Digard P, Bebrin W R, Weisshart K, Coen D M
Department of Biological Chemistry and Molecular Pharmacology, Harvard Medical School, Boston, Massachusetts 02115.
J Virol. 1993 Jan;67(1):398-406. doi: 10.1128/JVI.67.1.398-406.1993.
The herpes simplex virus DNA polymerase is composed of two subunits, a large catalytic subunit (Pol) and a smaller subunit (UL42) that increases the processivity of the holoenzyme. The interaction between the two polypeptides is of interest both for the mechanism by which it enables the enzyme to synthesize long stretches of DNA processively and as a possible target for the rational design of novel antiviral drugs. Here, we demonstrate through a combination of insertion and deletion mutagenesis that the carboxy-terminal 35 amino acids of Pol are crucial for binding UL42. The functional importance of the interaction was confirmed by the finding that a pol mutant defective for UL42 binding retained polymerase activity, but did not synthesize longer DNA products in the presence of UL42. Moreover, several association-incompetent mutants failed to complement the replication of a pol null mutant in a transient transfection assay, confirming that the Pol-UL42 interaction is necessary for virus replication in vivo and therefore a valid target for directed drug design.

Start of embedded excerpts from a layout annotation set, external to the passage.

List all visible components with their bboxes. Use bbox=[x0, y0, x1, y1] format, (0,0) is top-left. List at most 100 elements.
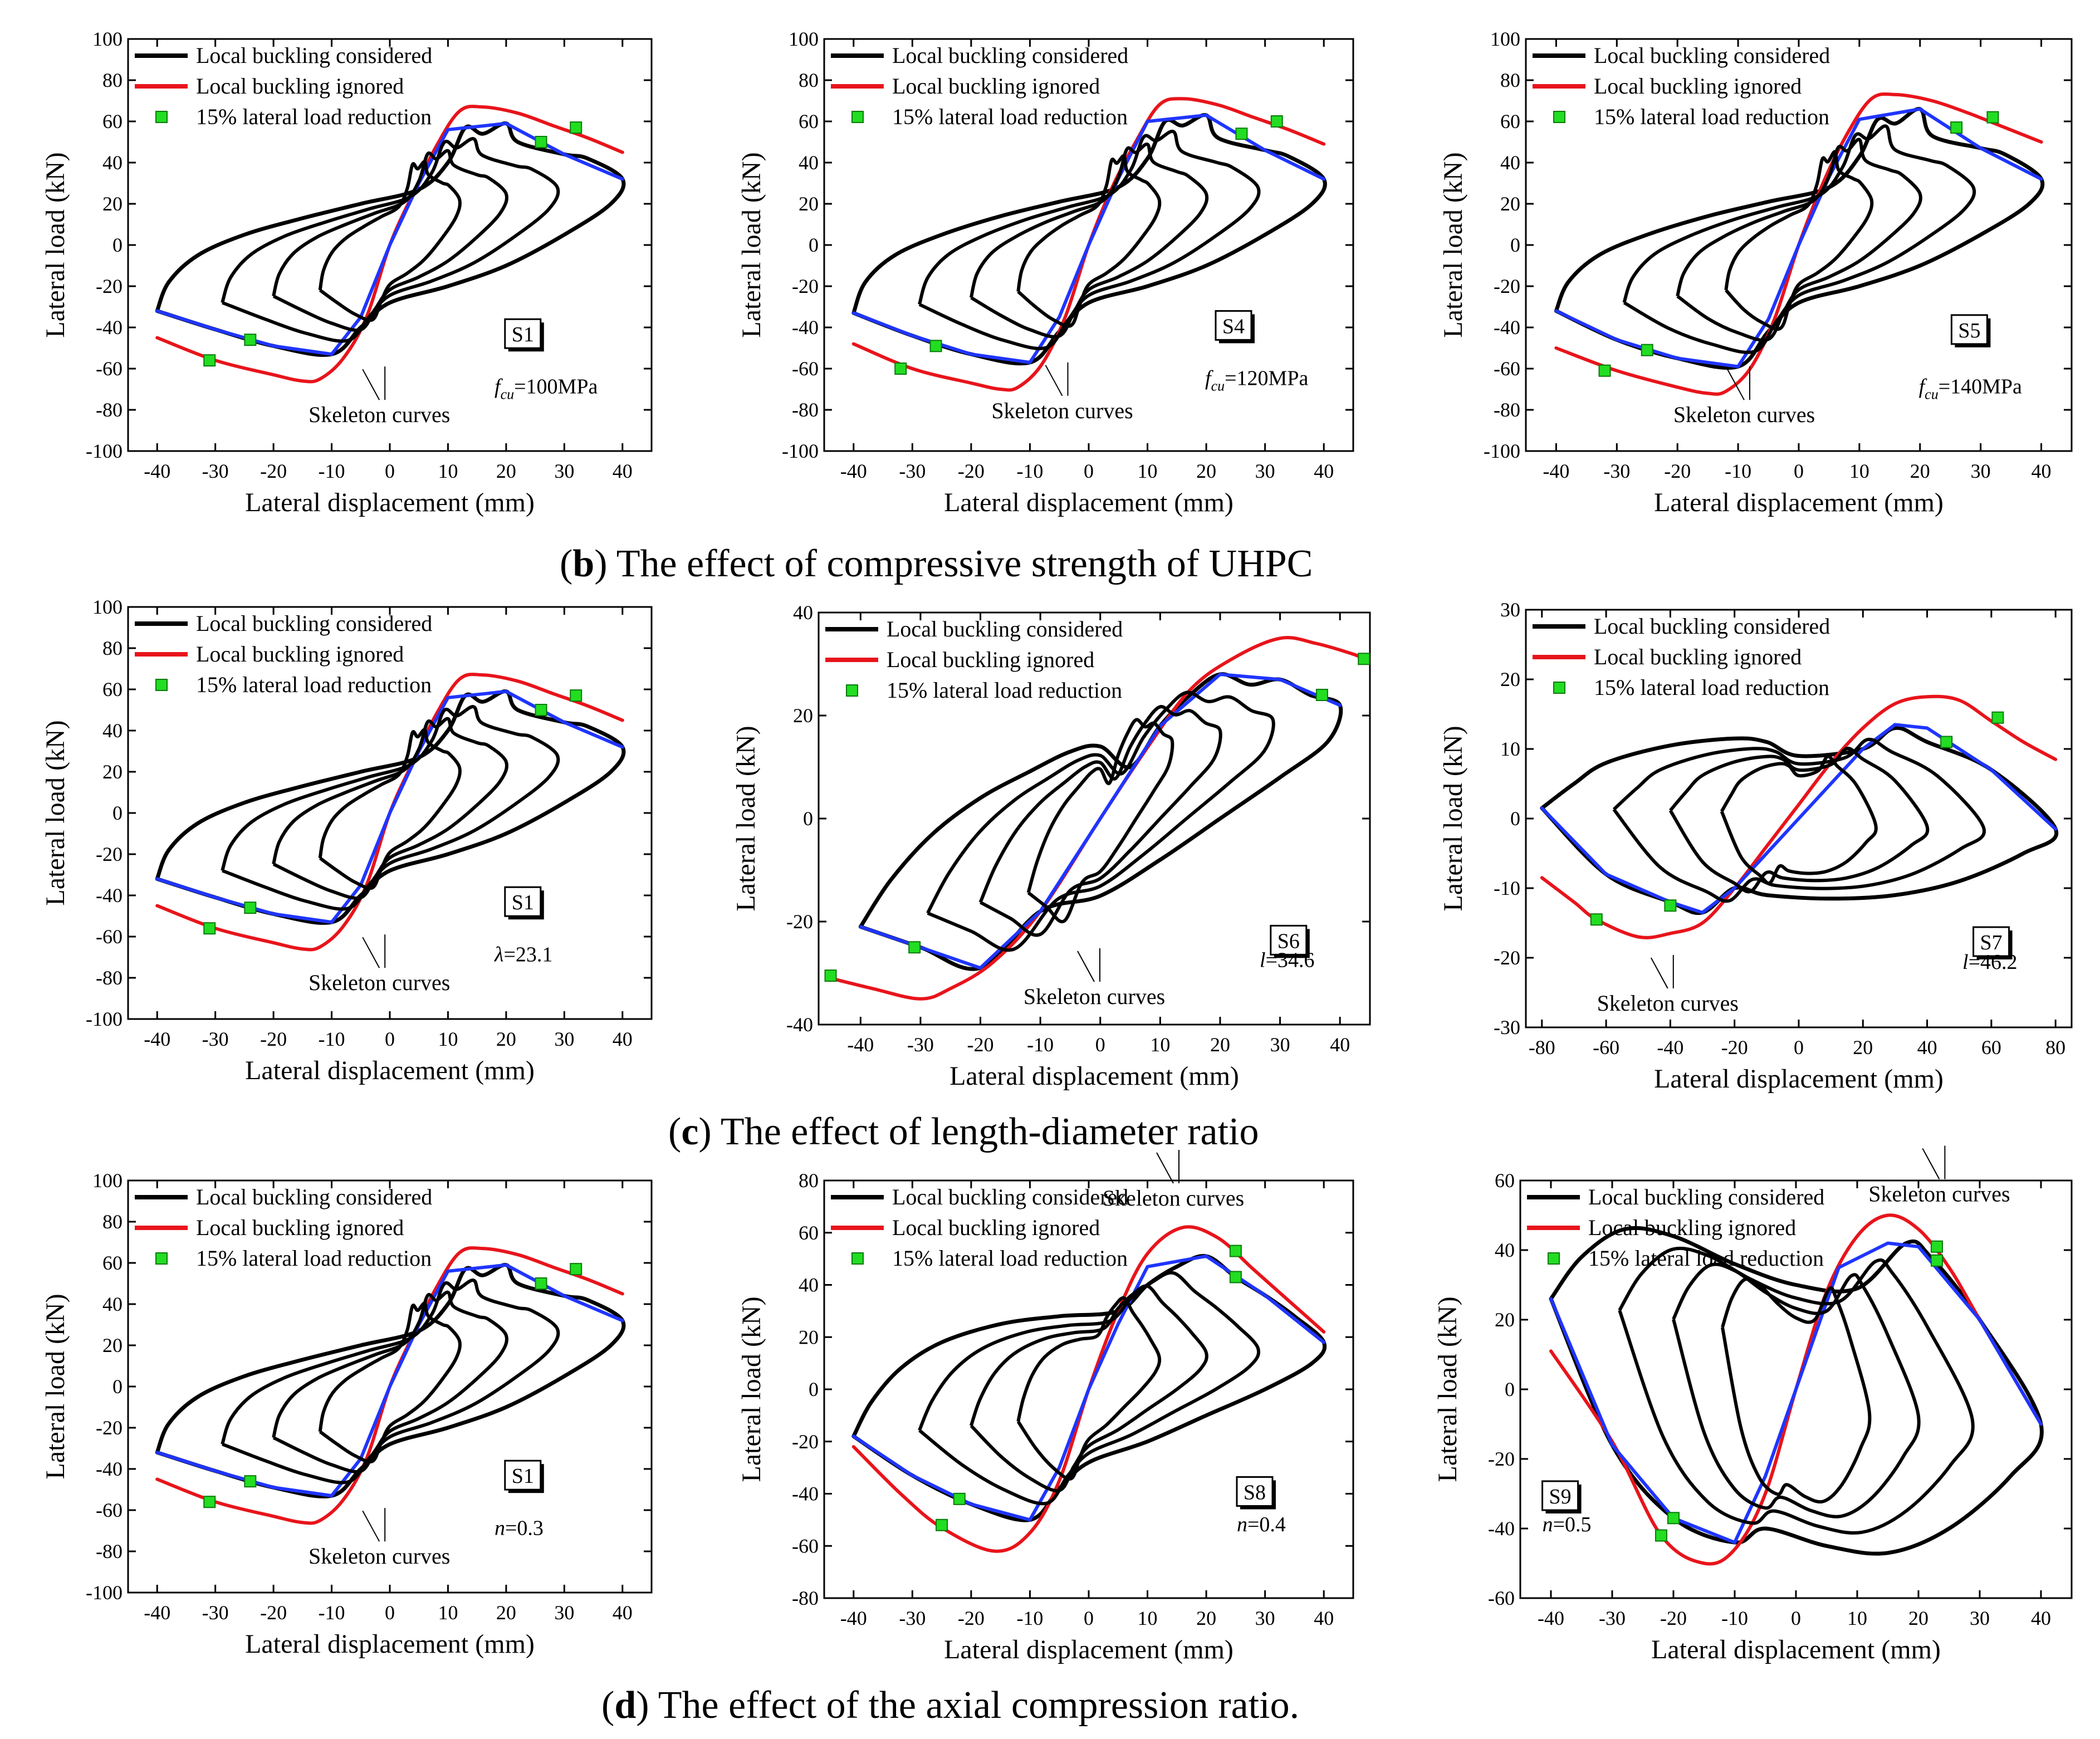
lateral-load-reduction-marker bbox=[1315, 689, 1328, 701]
skeleton-arrow bbox=[1922, 1148, 1940, 1179]
y-tick-label: 30 bbox=[1500, 599, 1520, 621]
x-tick-label: 40 bbox=[613, 1601, 633, 1624]
y-tick-label: 20 bbox=[102, 761, 123, 783]
series-hysteresis-line bbox=[851, 113, 1327, 366]
legend-label: Local buckling considered bbox=[892, 43, 1128, 68]
lateral-load-reduction-marker bbox=[1655, 1529, 1667, 1542]
legend-label: Local buckling ignored bbox=[1588, 1215, 1796, 1240]
x-axis-title: Lateral displacement (mm) bbox=[245, 488, 535, 517]
x-tick-label: -20 bbox=[1664, 460, 1691, 482]
x-tick-label: 40 bbox=[613, 460, 633, 482]
caption-b-letter: b bbox=[572, 542, 594, 585]
y-tick-label: -60 bbox=[1488, 1587, 1515, 1609]
series-hysteresis-inner-loop bbox=[221, 137, 560, 343]
chart-S1c: -40 -30 -20 -10 0 10 20 30 40-100-80-60-40-20020… bbox=[41, 596, 653, 1085]
parameter-label: l=46.2 bbox=[1962, 951, 2018, 974]
y-tick-label: -40 bbox=[786, 1013, 813, 1036]
lateral-load-reduction-marker bbox=[1270, 115, 1283, 128]
x-tick-label: -40 bbox=[840, 460, 867, 482]
caption-d: (d) The effect of the axial compression … bbox=[601, 1684, 1299, 1727]
legend-label: Local buckling ignored bbox=[887, 647, 1094, 672]
y-tick-label: -20 bbox=[792, 275, 819, 297]
x-tick-label: -30 bbox=[1603, 460, 1630, 482]
plot-area bbox=[155, 105, 626, 384]
y-tick-label: -80 bbox=[96, 1540, 123, 1562]
chart-S6: -40 -30 -20 -10 0 10 20 30 40 -40 -20 0 20 40 Lateral … bbox=[731, 601, 1371, 1091]
legend-marker-swatch bbox=[155, 679, 168, 691]
x-tick-label: -20 bbox=[1721, 1036, 1748, 1059]
x-tick-label: 0 bbox=[1791, 1607, 1801, 1629]
series-hysteresis-inner-loop bbox=[221, 1278, 560, 1485]
lateral-load-reduction-marker bbox=[570, 121, 582, 134]
specimen-label: S5 bbox=[1958, 319, 1980, 342]
series-hysteresis-inner-loop bbox=[1676, 138, 1922, 342]
x-axis-title: Lateral displacement (mm) bbox=[944, 488, 1233, 517]
lateral-load-reduction-marker bbox=[244, 334, 257, 346]
y-tick-label: 40 bbox=[799, 1274, 819, 1296]
series-hysteresis-inner-loop bbox=[272, 717, 508, 900]
y-axis-title: Lateral load (kN) bbox=[731, 726, 761, 911]
y-tick-label: 10 bbox=[1500, 738, 1520, 760]
plot-area bbox=[851, 1225, 1327, 1553]
y-tick-label: 20 bbox=[1500, 193, 1520, 215]
series-skeleton-line bbox=[155, 1263, 624, 1498]
specimen-label: S7 bbox=[1980, 931, 2003, 954]
specimen-label: S1 bbox=[512, 1464, 534, 1488]
y-tick-label: 60 bbox=[1500, 110, 1520, 133]
panels-group: -40 -30 -20 -10 0 10 20 30 40 -100 -80 -60 -40 -20 0 20… bbox=[41, 28, 2073, 1664]
x-tick-label: 80 bbox=[2045, 1036, 2065, 1059]
y-tick-label: 20 bbox=[102, 193, 123, 215]
lateral-load-reduction-marker bbox=[1667, 1512, 1680, 1525]
y-tick-label: -100 bbox=[1484, 440, 1520, 462]
x-tick-label: 20 bbox=[496, 1028, 516, 1050]
x-tick-label: -20 bbox=[958, 460, 985, 482]
y-tick-label: 20 bbox=[799, 1326, 819, 1348]
y-tick-label: -100 bbox=[86, 1581, 123, 1604]
lateral-load-reduction-marker bbox=[203, 922, 216, 935]
series-hysteresis-inner-loop bbox=[318, 160, 462, 322]
x-axis-title: Lateral displacement (mm) bbox=[1651, 1635, 1941, 1664]
legend-label: Local buckling considered bbox=[1594, 43, 1830, 68]
lateral-load-reduction-marker bbox=[203, 354, 216, 367]
specimen-label: S1 bbox=[512, 891, 534, 914]
lateral-load-reduction-marker bbox=[535, 1277, 547, 1290]
y-tick-label: 40 bbox=[793, 601, 813, 624]
x-tick-label: -20 bbox=[260, 460, 287, 482]
caption-c-text: ) The effect of length-diameter ratio bbox=[698, 1110, 1259, 1153]
y-tick-label: -40 bbox=[1488, 1517, 1515, 1540]
chart-S8: -40 -30 -20 -10 0 10 20 30 40 -80 -60 -40 -20 0 20 40 60… bbox=[737, 1150, 1354, 1664]
legend-label: 15% lateral load reduction bbox=[196, 104, 432, 129]
legend-marker-swatch bbox=[1553, 111, 1565, 123]
specimen-box bbox=[1236, 1476, 1274, 1507]
skeleton-arrow bbox=[362, 937, 380, 968]
x-tick-label: 40 bbox=[1917, 1036, 1937, 1059]
skeleton-curves-annotation: Skeleton curves bbox=[1597, 991, 1739, 1016]
x-tick-label: 30 bbox=[554, 1028, 574, 1050]
series-skeleton-line bbox=[1549, 1241, 2043, 1544]
lateral-load-reduction-marker bbox=[908, 941, 921, 954]
parameter-label: fcu=140MPa bbox=[1919, 375, 2022, 402]
x-tick-label: -80 bbox=[1529, 1036, 1555, 1059]
x-tick-label: -40 bbox=[1543, 460, 1569, 482]
y-tick-label: 80 bbox=[1500, 69, 1520, 91]
x-tick-label: -20 bbox=[260, 1601, 287, 1624]
x-tick-label: 20 bbox=[496, 460, 516, 482]
series-hysteresis-inner-loop bbox=[272, 149, 508, 332]
skeleton-arrow bbox=[362, 369, 380, 400]
plot-area bbox=[155, 673, 626, 952]
y-axis-title: Lateral load (kN) bbox=[41, 1294, 70, 1479]
y-tick-label: 60 bbox=[799, 110, 819, 133]
plot-area bbox=[155, 1246, 626, 1525]
y-tick-label: -20 bbox=[1494, 275, 1520, 297]
series-hysteresis-inner-loop bbox=[1026, 718, 1174, 924]
y-tick-label: 80 bbox=[102, 69, 123, 91]
skeleton-arrow bbox=[1156, 1152, 1174, 1184]
y-tick-label: -80 bbox=[792, 399, 819, 421]
x-tick-label: 0 bbox=[1794, 1036, 1804, 1059]
y-tick-label: 40 bbox=[799, 151, 819, 174]
x-tick-label: -20 bbox=[260, 1028, 287, 1050]
y-tick-label: 60 bbox=[1495, 1169, 1515, 1192]
series-skeleton-line bbox=[859, 673, 1342, 970]
y-tick-label: -40 bbox=[792, 1483, 819, 1505]
y-axis-title: Lateral load (kN) bbox=[41, 720, 70, 905]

单纯疱疹病毒DNA聚合酶由两个亚基组成,一个大的催化亚基(Pol)和一个较小的亚基(UL42),后者可提高全酶的持续合成能力。这两种多肽之间的相互作用,对于其使该酶能够持续合成长链DNA的机制以及作为新型抗病毒药物合理设计的可能靶点而言,都备受关注。在此,我们通过插入和缺失诱变相结合的方法证明,Pol的羧基末端35个氨基酸对于结合UL42至关重要。UL42结合缺陷的pol突变体保留了聚合酶活性,但在存在UL42的情况下不能合成更长的DNA产物,这一发现证实了这种相互作用的功能重要性。此外,几个无结合能力的突变体在瞬时转染试验中未能互补pol缺失突变体的复制,这证实了Pol-UL42相互作用对于体内病毒复制是必需的,因此是定向药物设计的有效靶点。